This ‘by invitation only’ event ensures Directors have the desired Committee or subject-matter expertise for robust conversation. The evening is limited to 16 Directors to ensure a small, one-table conversation over cocktails and dinner. Hosted by NACD Colordo sponsors Davis Graham and Stubbs and Pay Governance.
The Good, the Bad, & the Ugly: Compensation Committees in 2019
1. Are the Handcuffs Truly Off? Post 162(m) Incentive Compensation Freedom?
2. TSR Under Attack! How are you responding?
3. How will ISS & Glass Lewis affect you this year?
Must currently serve on a Compensation Commitee to attend.
Request an invitation by sending an email to firstname.lastname@example.org
Jonathan Marks is a partner in the Finance & Acquisitions Group of Davis Graham & Stubbs LLP. He concentrates his practice on the design, administration, and tax attributes of all types of executive compensation arrangements, equity compensation plans, and employee benefit plans, as well as on the executive compensation and employee benefits issues arising out of mergers, acquisitions, and public offerings.
Mr. Marks has assisted clients in the drafting, design, and administration of all forms of cash and equity compensation arrangements, including annual and multiyear cash bonus arrangements as well as time and performance-vested stock options, restricted stock, stock appreciation rights, and partnership equity arrangements. He has significant experience in drafting executive employment agreements, nonqualified deferred compensation plans, and supplemental retirement arrangements, and has assisted clients with the preparation of proxies and other compensation-related securities filings. He designs plans with optional tax provisions involving 409A, 162(m), and 280G. Mr. Marks advises public company clients on ISS, Glass Lewis, and SEC guidance in connection with compensation plans.

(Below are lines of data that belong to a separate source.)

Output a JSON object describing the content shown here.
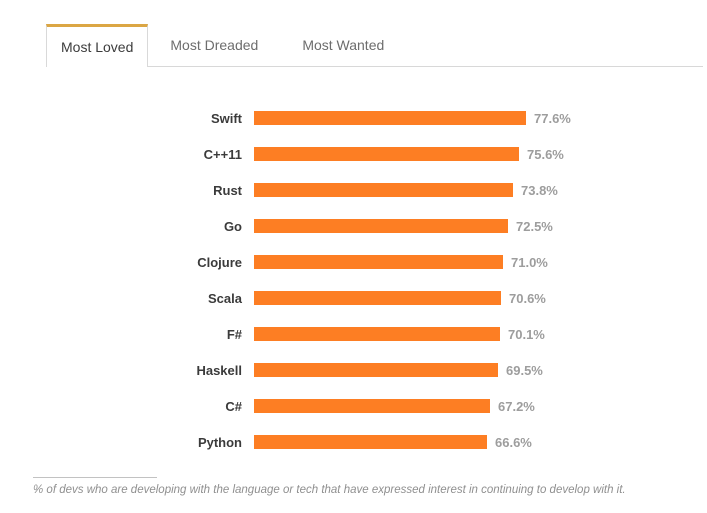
{
  "tabs": {
    "items": [
      {
        "label": "Most Loved",
        "active": true
      },
      {
        "label": "Most Dreaded",
        "active": false
      },
      {
        "label": "Most Wanted",
        "active": false
      }
    ]
  },
  "chart_data": {
    "type": "bar",
    "orientation": "horizontal",
    "title": "Most Loved",
    "categories": [
      "Swift",
      "C++11",
      "Rust",
      "Go",
      "Clojure",
      "Scala",
      "F#",
      "Haskell",
      "C#",
      "Python"
    ],
    "values": [
      77.6,
      75.6,
      73.8,
      72.5,
      71.0,
      70.6,
      70.1,
      69.5,
      67.2,
      66.6
    ],
    "value_labels": [
      "77.6%",
      "75.6%",
      "73.8%",
      "72.5%",
      "71.0%",
      "70.6%",
      "70.1%",
      "69.5%",
      "67.2%",
      "66.6%"
    ],
    "xlim": [
      0,
      80
    ],
    "grid": false,
    "legend": false,
    "bar_color": "#fd7e23",
    "value_label_color": "#9d9d9d",
    "category_label_color": "#3b3b3b"
  },
  "footer": {
    "note": "% of devs who are developing with the language or tech that have expressed interest in continuing to develop with it."
  },
  "colors": {
    "accent_bar": "#fd7e23",
    "tab_active_top_border": "#dba644",
    "tab_border": "#d9d9d9",
    "tab_bar_bottom_border": "#d8d8d8"
  }
}
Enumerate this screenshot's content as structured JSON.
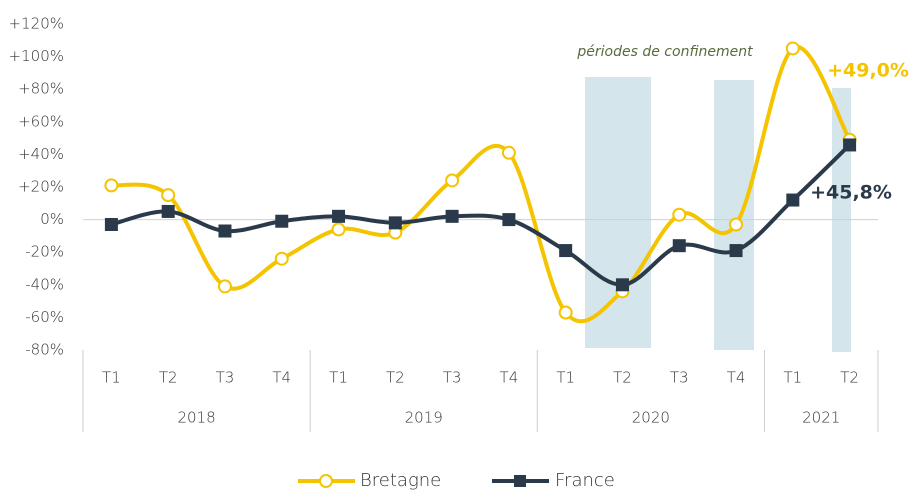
{
  "chart_data": {
    "type": "line",
    "categories": [
      "T1",
      "T2",
      "T3",
      "T4",
      "T1",
      "T2",
      "T3",
      "T4",
      "T1",
      "T2",
      "T3",
      "T4",
      "T1",
      "T2"
    ],
    "groups": [
      {
        "label": "2018",
        "size": 4
      },
      {
        "label": "2019",
        "size": 4
      },
      {
        "label": "2020",
        "size": 4
      },
      {
        "label": "2021",
        "size": 2
      }
    ],
    "annotation": "périodes de confinement",
    "series": [
      {
        "name": "Bretagne",
        "color": "#f5c400",
        "marker": "circle",
        "values": [
          21,
          15,
          -41,
          -24,
          -6,
          -8,
          24,
          41,
          -57,
          -44,
          3,
          -3,
          105,
          49.0
        ],
        "end_label": "+49,0%"
      },
      {
        "name": "France",
        "color": "#2b3a4a",
        "marker": "square",
        "values": [
          -3,
          5,
          -7,
          -1,
          2,
          -2,
          2,
          0,
          -19,
          -40,
          -16,
          -19,
          12,
          45.8
        ],
        "end_label": "+45,8%"
      }
    ],
    "ylim": [
      -80,
      120
    ],
    "yticks": [
      {
        "value": -80,
        "label": "-80%"
      },
      {
        "value": -60,
        "label": "-60%"
      },
      {
        "value": -40,
        "label": "-40%"
      },
      {
        "value": -20,
        "label": "-20%"
      },
      {
        "value": 0,
        "label": "0%"
      },
      {
        "value": 20,
        "label": "+20%"
      },
      {
        "value": 40,
        "label": "+40%"
      },
      {
        "value": 60,
        "label": "+60%"
      },
      {
        "value": 80,
        "label": "+80%"
      },
      {
        "value": 100,
        "label": "+100%"
      },
      {
        "value": 120,
        "label": "+120%"
      }
    ],
    "grid": false,
    "legend": "bottom"
  }
}
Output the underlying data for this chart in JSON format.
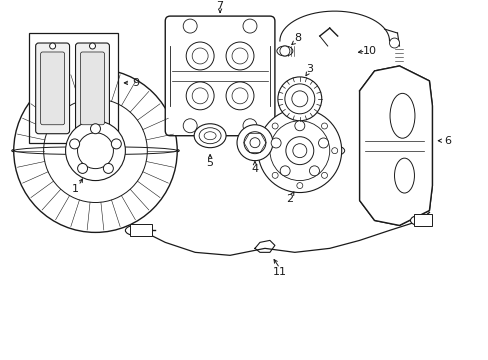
{
  "background_color": "#ffffff",
  "line_color": "#1a1a1a",
  "figsize": [
    4.89,
    3.6
  ],
  "dpi": 100
}
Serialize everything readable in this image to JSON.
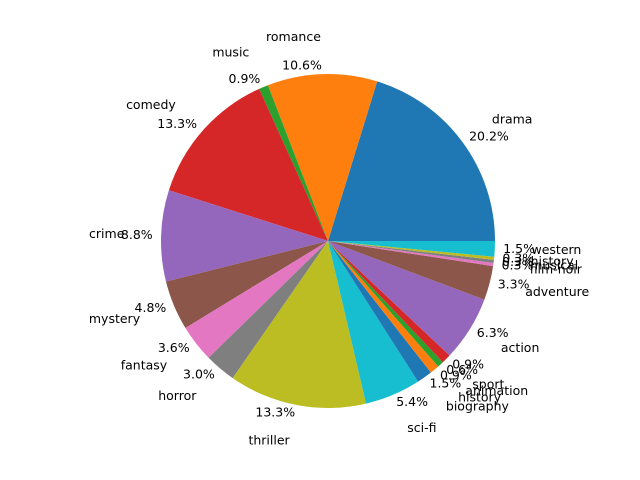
{
  "chart_data": {
    "type": "pie",
    "title": "",
    "start_angle_deg": 0,
    "direction": "counterclockwise",
    "slices": [
      {
        "label": "drama",
        "value": 20.2,
        "pct_label": "20.2%",
        "color": "#1f77b4"
      },
      {
        "label": "romance",
        "value": 10.6,
        "pct_label": "10.6%",
        "color": "#ff7f0e"
      },
      {
        "label": "music",
        "value": 0.9,
        "pct_label": "0.9%",
        "color": "#2ca02c"
      },
      {
        "label": "comedy",
        "value": 13.3,
        "pct_label": "13.3%",
        "color": "#d62728"
      },
      {
        "label": "crime",
        "value": 8.8,
        "pct_label": "8.8%",
        "color": "#9467bd"
      },
      {
        "label": "mystery",
        "value": 4.8,
        "pct_label": "4.8%",
        "color": "#8c564b"
      },
      {
        "label": "fantasy",
        "value": 3.6,
        "pct_label": "3.6%",
        "color": "#e377c2"
      },
      {
        "label": "horror",
        "value": 3.0,
        "pct_label": "3.0%",
        "color": "#7f7f7f"
      },
      {
        "label": "thriller",
        "value": 13.3,
        "pct_label": "13.3%",
        "color": "#bcbd22"
      },
      {
        "label": "sci-fi",
        "value": 5.4,
        "pct_label": "5.4%",
        "color": "#17becf"
      },
      {
        "label": "biography",
        "value": 1.5,
        "pct_label": "1.5%",
        "color": "#1f77b4"
      },
      {
        "label": "history",
        "value": 0.9,
        "pct_label": "0.9%",
        "color": "#ff7f0e"
      },
      {
        "label": "animation",
        "value": 0.6,
        "pct_label": "0.6%",
        "color": "#2ca02c"
      },
      {
        "label": "sport",
        "value": 0.9,
        "pct_label": "0.9%",
        "color": "#d62728"
      },
      {
        "label": "action",
        "value": 6.3,
        "pct_label": "6.3%",
        "color": "#9467bd"
      },
      {
        "label": "adventure",
        "value": 3.3,
        "pct_label": "3.3%",
        "color": "#8c564b"
      },
      {
        "label": "film-noir",
        "value": 0.3,
        "pct_label": "0.3%",
        "color": "#e377c2"
      },
      {
        "label": "musical",
        "value": 0.3,
        "pct_label": "0.3%",
        "color": "#7f7f7f"
      },
      {
        "label": "history",
        "value": 0.3,
        "pct_label": "0.3%",
        "color": "#bcbd22"
      },
      {
        "label": "western",
        "value": 1.5,
        "pct_label": "1.5%",
        "color": "#17becf"
      }
    ]
  }
}
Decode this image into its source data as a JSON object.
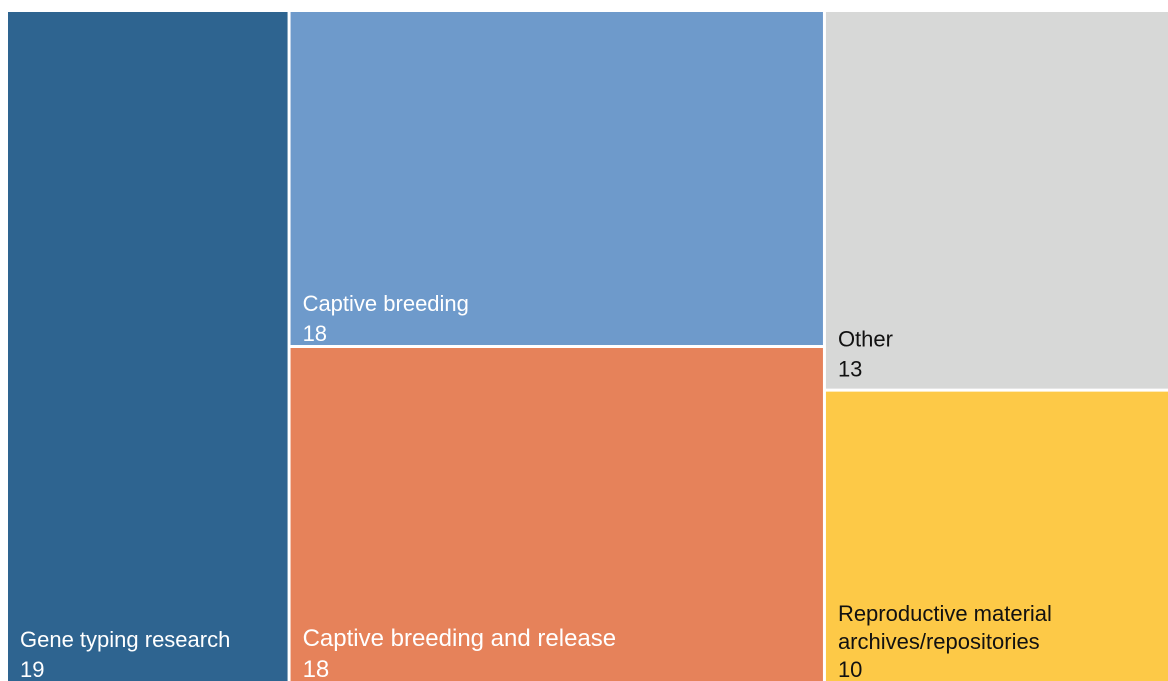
{
  "chart_data": {
    "type": "treemap",
    "title": "",
    "items": [
      {
        "label": "Gene typing research",
        "value": 19,
        "color": "#2E6490",
        "text_color": "#FFFFFF"
      },
      {
        "label": "Captive breeding",
        "value": 18,
        "color": "#6E9ACB",
        "text_color": "#FFFFFF"
      },
      {
        "label": "Captive breeding and release",
        "value": 18,
        "color": "#E6825A",
        "text_color": "#FFFFFF"
      },
      {
        "label": "Other",
        "value": 13,
        "color": "#D7D8D7",
        "text_color": "#111111"
      },
      {
        "label": "Reproductive material archives/repositories",
        "value": 10,
        "color": "#FDC947",
        "text_color": "#111111"
      }
    ]
  }
}
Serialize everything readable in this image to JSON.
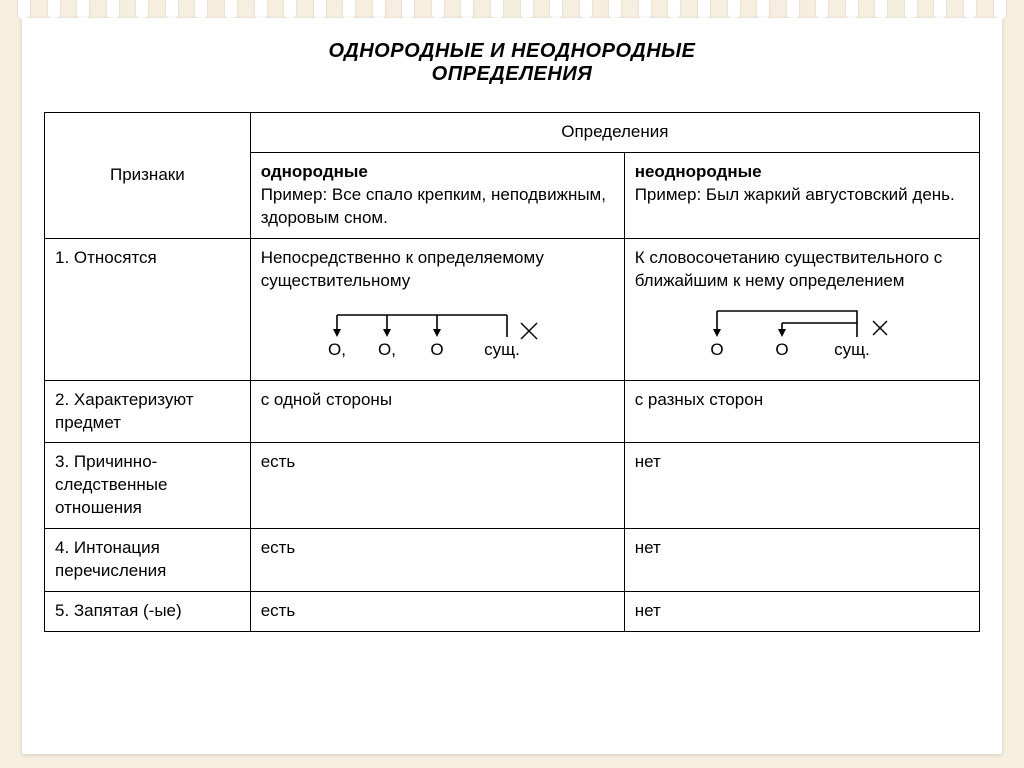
{
  "title_line1": "ОДНОРОДНЫЕ И НЕОДНОРОДНЫЕ",
  "title_line2": "ОПРЕДЕЛЕНИЯ",
  "header": {
    "col1": "Признаки",
    "col2_span": "Определения",
    "sub_homog_label": "однородные",
    "sub_homog_example_prefix": "Пример: ",
    "sub_homog_example": "Все спало крепким, неподвижным, здоровым сном.",
    "sub_hetero_label": "неоднородные",
    "sub_hetero_example_prefix": "Пример: ",
    "sub_hetero_example": "Был жаркий августовский день."
  },
  "rows": [
    {
      "label": "1. Относятся",
      "homog": "Непосредственно к определяемому существительному",
      "hetero": "К словосочетанию существительного с ближайшим к нему определением",
      "schema_homog": {
        "items": [
          "О,",
          "О,",
          "О",
          "сущ."
        ],
        "noun_index": 3,
        "arrows_from": [
          0,
          1,
          2
        ],
        "cross": true
      },
      "schema_hetero": {
        "items": [
          "О",
          "О",
          "сущ."
        ],
        "noun_index": 2,
        "chain": true,
        "cross": true
      }
    },
    {
      "label": "2. Характеризуют предмет",
      "homog": "с одной стороны",
      "hetero": "с разных сторон"
    },
    {
      "label": "3. Причинно-следственные отношения",
      "homog": "есть",
      "hetero": "нет"
    },
    {
      "label": "4. Интонация перечисления",
      "homog": "есть",
      "hetero": "нет"
    },
    {
      "label": "5. Запятая (-ые)",
      "homog": "есть",
      "hetero": "нет"
    }
  ],
  "style": {
    "page_bg": "#f6efe0",
    "sheet_bg": "#ffffff",
    "border_color": "#000000",
    "title_fontsize": 20,
    "body_fontsize": 17,
    "svg_stroke": "#000000",
    "svg_stroke_width": 1.6
  }
}
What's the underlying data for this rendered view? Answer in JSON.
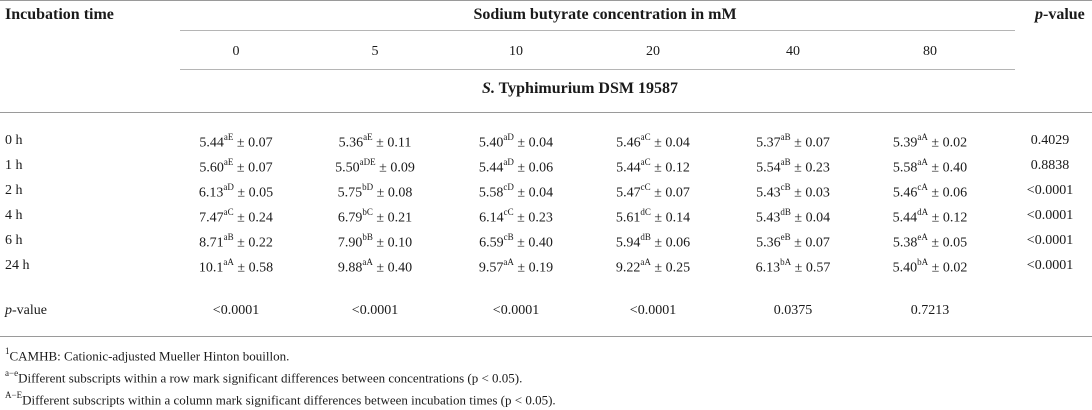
{
  "header": {
    "incubation_time": "Incubation time",
    "concentration_title": "Sodium butyrate concentration in mM",
    "p_value_italic": "p",
    "p_value_rest": "-value",
    "concentrations": [
      "0",
      "5",
      "10",
      "20",
      "40",
      "80"
    ]
  },
  "organism": {
    "italic": "S.",
    "rest": " Typhimurium DSM 19587"
  },
  "rows": [
    {
      "label": "0 h",
      "cells": [
        {
          "v": "5.44",
          "s": "aE",
          "e": " ± 0.07"
        },
        {
          "v": "5.36",
          "s": "aE",
          "e": " ± 0.11"
        },
        {
          "v": "5.40",
          "s": "aD",
          "e": " ± 0.04"
        },
        {
          "v": "5.46",
          "s": "aC",
          "e": " ± 0.04"
        },
        {
          "v": "5.37",
          "s": "aB",
          "e": " ± 0.07"
        },
        {
          "v": "5.39",
          "s": "aA",
          "e": " ± 0.02"
        }
      ],
      "p": "0.4029"
    },
    {
      "label": "1 h",
      "cells": [
        {
          "v": "5.60",
          "s": "aE",
          "e": " ± 0.07"
        },
        {
          "v": "5.50",
          "s": "aDE",
          "e": " ± 0.09"
        },
        {
          "v": "5.44",
          "s": "aD",
          "e": " ± 0.06"
        },
        {
          "v": "5.44",
          "s": "aC",
          "e": " ± 0.12"
        },
        {
          "v": "5.54",
          "s": "aB",
          "e": " ± 0.23"
        },
        {
          "v": "5.58",
          "s": "aA",
          "e": " ± 0.40"
        }
      ],
      "p": "0.8838"
    },
    {
      "label": "2 h",
      "cells": [
        {
          "v": "6.13",
          "s": "aD",
          "e": " ± 0.05"
        },
        {
          "v": "5.75",
          "s": "bD",
          "e": " ± 0.08"
        },
        {
          "v": "5.58",
          "s": "cD",
          "e": " ± 0.04"
        },
        {
          "v": "5.47",
          "s": "cC",
          "e": " ± 0.07"
        },
        {
          "v": "5.43",
          "s": "cB",
          "e": " ± 0.03"
        },
        {
          "v": "5.46",
          "s": "cA",
          "e": " ± 0.06"
        }
      ],
      "p": "<0.0001"
    },
    {
      "label": "4 h",
      "cells": [
        {
          "v": "7.47",
          "s": "aC",
          "e": " ± 0.24"
        },
        {
          "v": "6.79",
          "s": "bC",
          "e": " ± 0.21"
        },
        {
          "v": "6.14",
          "s": "cC",
          "e": " ± 0.23"
        },
        {
          "v": "5.61",
          "s": "dC",
          "e": " ± 0.14"
        },
        {
          "v": "5.43",
          "s": "dB",
          "e": " ± 0.04"
        },
        {
          "v": "5.44",
          "s": "dA",
          "e": " ± 0.12"
        }
      ],
      "p": "<0.0001"
    },
    {
      "label": "6 h",
      "cells": [
        {
          "v": "8.71",
          "s": "aB",
          "e": " ± 0.22"
        },
        {
          "v": "7.90",
          "s": "bB",
          "e": " ± 0.10"
        },
        {
          "v": "6.59",
          "s": "cB",
          "e": " ± 0.40"
        },
        {
          "v": "5.94",
          "s": "dB",
          "e": " ± 0.06"
        },
        {
          "v": "5.36",
          "s": "eB",
          "e": " ± 0.07"
        },
        {
          "v": "5.38",
          "s": "eA",
          "e": " ± 0.05"
        }
      ],
      "p": "<0.0001"
    },
    {
      "label": "24 h",
      "cells": [
        {
          "v": "10.1",
          "s": "aA",
          "e": " ± 0.58"
        },
        {
          "v": "9.88",
          "s": "aA",
          "e": " ± 0.40"
        },
        {
          "v": "9.57",
          "s": "aA",
          "e": " ± 0.19"
        },
        {
          "v": "9.22",
          "s": "aA",
          "e": " ± 0.25"
        },
        {
          "v": "6.13",
          "s": "bA",
          "e": " ± 0.57"
        },
        {
          "v": "5.40",
          "s": "bA",
          "e": " ± 0.02"
        }
      ],
      "p": "<0.0001"
    }
  ],
  "p_row": {
    "label_italic": "p",
    "label_rest": "-value",
    "values": [
      "<0.0001",
      "<0.0001",
      "<0.0001",
      "<0.0001",
      "0.0375",
      "0.7213"
    ]
  },
  "footnotes": [
    {
      "sup": "1",
      "text": "CAMHB: Cationic-adjusted Mueller Hinton bouillon."
    },
    {
      "sup": "a−e",
      "text": "Different subscripts within a row mark significant differences between concentrations (p < 0.05)."
    },
    {
      "sup": "A−E",
      "text": "Different subscripts within a column mark significant differences between incubation times (p < 0.05)."
    }
  ]
}
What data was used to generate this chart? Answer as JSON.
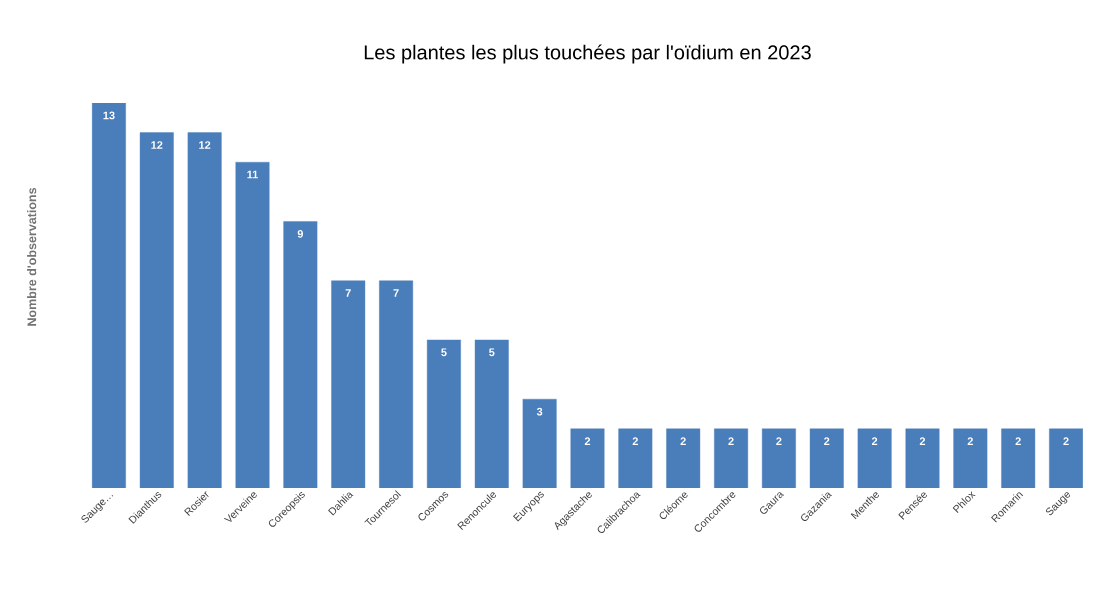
{
  "chart_data": {
    "type": "bar",
    "title": "Les plantes les plus touchées par l'oïdium en 2023",
    "ylabel": "Nombre d'observations",
    "categories": [
      "Sauge…",
      "Dianthus",
      "Rosier",
      "Verveine",
      "Coreopsis",
      "Dahlia",
      "Tournesol",
      "Cosmos",
      "Renoncule",
      "Euryops",
      "Agastache",
      "Calibrachoa",
      "Cléome",
      "Concombre",
      "Gaura",
      "Gazania",
      "Menthe",
      "Pensée",
      "Phlox",
      "Romarin",
      "Sauge"
    ],
    "values": [
      13,
      12,
      12,
      11,
      9,
      7,
      7,
      5,
      5,
      3,
      2,
      2,
      2,
      2,
      2,
      2,
      2,
      2,
      2,
      2,
      2
    ],
    "color": "#4a7ebb",
    "ylim": [
      0,
      13
    ],
    "data_labels": true,
    "tick_labels": "x"
  }
}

Lane T. Ringlee is a Managing Partner at Pay Governance. He advises clients on the design and implementation of executive compensation programs, as well as incentive plans and rewards strategies. Lane has extensive experience in managing compensation assignments for major corporations. Some of these engagements include: developing and implementing total compensation strategies, advising boards and senior management on the design and structure of executive and board compensation programs, and selecting performance criteria and calibrating performance levels for incentive plans.
Additionally, Lane has expertise in assessing and developing governance processes and structures for executive compensation, advising organizations in preparation for initial public offerings, managing competitive valuations, and modeling and analyzing equity and incentive programs for executive and management positions. Lane works with boards and top management teams of globally prominent organizations across various industry segments.
Annita Menogan is a seasoned legal and business executive with a track record of success as a key legal advisor and strategic counselor to boards of directors, private equity portfolio companies, executive officers, and business units in driving and implementing business strategy and transformational change. After a career in private practice, which included general corporate matters, securities reporting and compliance, and mergers and acquisitions, Menogan brought her experience to the Adolph Coors Company and Molson Coors Brewing Company, where, as deputy general counsel and secretary, she played key roles in the acquisition by Coors of the Carling/Bass Brewers Ltd. business in the United Kingdom, which doubled the size of the company, and in the merger with Molson Inc. that propelled Molson Coors into a global top five brewer. She was also instrumental in the development and implementation of the governance and compliance structures adopted by Coors under Sarbanex-Oxley. Menogan served as chief legal officer to Red Robin Gourmet Burgers Inc. for seven years where she advised the board and worked closely with the chair on a series of events, including two activist campaigns, and guided the transition and onboarding of several new board members and a new CEO and CFO. As general counsel of Atkins Nutritionals Inc., she served on the executive team developing the "path to public" systems and processes to prepare the company to go public, and she directed the legal activities for the company's merger in July 2017 with The Simply Good Foods Company, a publicly traded SPAC. She advised management and the SGF board on the transition to a public company through its first year prior to her retirement in July 2018.
Menogan has served as an officer and board member of a number of nonprofit organizations. Currently she is a member of and serves on the board of the Colorado Chapter of NACD, is a member of the hospital board of Children's Hospital Colorado and its Executive and Compliance and Business Ethics committees, and is governance chair of the board of Denver Kids Inc. Menogan obtained her JD degree from the University of Denver Sturm College of Law.